III. Na sua Resposta a Requerida, invocou, em síntese, o seguinte:
a) Entende a Requerida, no que toca ao alegado erro sobre os pressupostos de factos que «de acordo com a verba 2.6 da lista I anexa ao Código do IVA, estão sujeitos à taxa reduzida (…) apenas a venda de próteses, incluindo as próteses dentárias, que se destinem ao fim ali previsto, e não à venda de peças ou materiais de ligação ou de fixação daquelas próteses, cuja venda deve ser tributada à taxa normal do imposto.»
b) Com efeito, considera a Requerida, seguindo o entendimento veiculado pela Divisão de Concepção da Direcção de Serviços do IVA, que «os materiais de prótese apenas são tributados à taxa reduzida se se destinarem ao fim definido na verba, ou seja, à substituição de parte do corpo com deficiência ou enfermidade ou da sua função.», o que «implica, também, que os bens que consistam em peças, partes e acessórios daquelas próteses não sejam abrangidos pela verba 2.6, dado que, para além de não serem próteses, não são aptos a cumprir, considerados individualmente, a função de substituição de uma parte do corpo ou da sua função.».

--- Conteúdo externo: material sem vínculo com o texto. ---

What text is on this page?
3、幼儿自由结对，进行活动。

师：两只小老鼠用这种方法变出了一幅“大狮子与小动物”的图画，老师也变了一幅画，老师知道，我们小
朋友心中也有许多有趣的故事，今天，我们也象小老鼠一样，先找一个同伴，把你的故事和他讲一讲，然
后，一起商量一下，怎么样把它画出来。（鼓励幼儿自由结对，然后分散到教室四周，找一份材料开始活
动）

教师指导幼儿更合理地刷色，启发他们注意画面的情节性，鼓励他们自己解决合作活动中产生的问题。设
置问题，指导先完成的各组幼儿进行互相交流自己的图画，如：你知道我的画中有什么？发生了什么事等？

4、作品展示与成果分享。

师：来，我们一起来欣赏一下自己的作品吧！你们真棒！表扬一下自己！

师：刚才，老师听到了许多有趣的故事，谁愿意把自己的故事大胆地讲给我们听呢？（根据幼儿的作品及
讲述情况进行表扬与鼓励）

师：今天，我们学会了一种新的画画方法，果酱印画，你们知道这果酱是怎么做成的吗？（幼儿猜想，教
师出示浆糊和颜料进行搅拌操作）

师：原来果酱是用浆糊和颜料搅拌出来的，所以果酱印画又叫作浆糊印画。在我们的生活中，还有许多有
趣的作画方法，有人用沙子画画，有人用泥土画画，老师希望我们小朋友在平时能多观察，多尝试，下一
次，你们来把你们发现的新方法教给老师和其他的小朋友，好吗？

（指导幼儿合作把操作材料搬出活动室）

c) Defende, assim, que «a verba 2.6 apenas abrange a transmissão do artigo que, em si, configure uma peça artificial que substitua o órgão do corpo humano ou parte dele, ou seja, autonomamente ou unitariamente.», pelo que «na prótese dentária por implante, aplica-se a taxa normal do imposto à transmissão das peças de ligação ou fixação, dado que as mesmas, não cumprem, em si, objectivamente, a função descrita na verba 2.6. da Lista I anexa ao CIVA.»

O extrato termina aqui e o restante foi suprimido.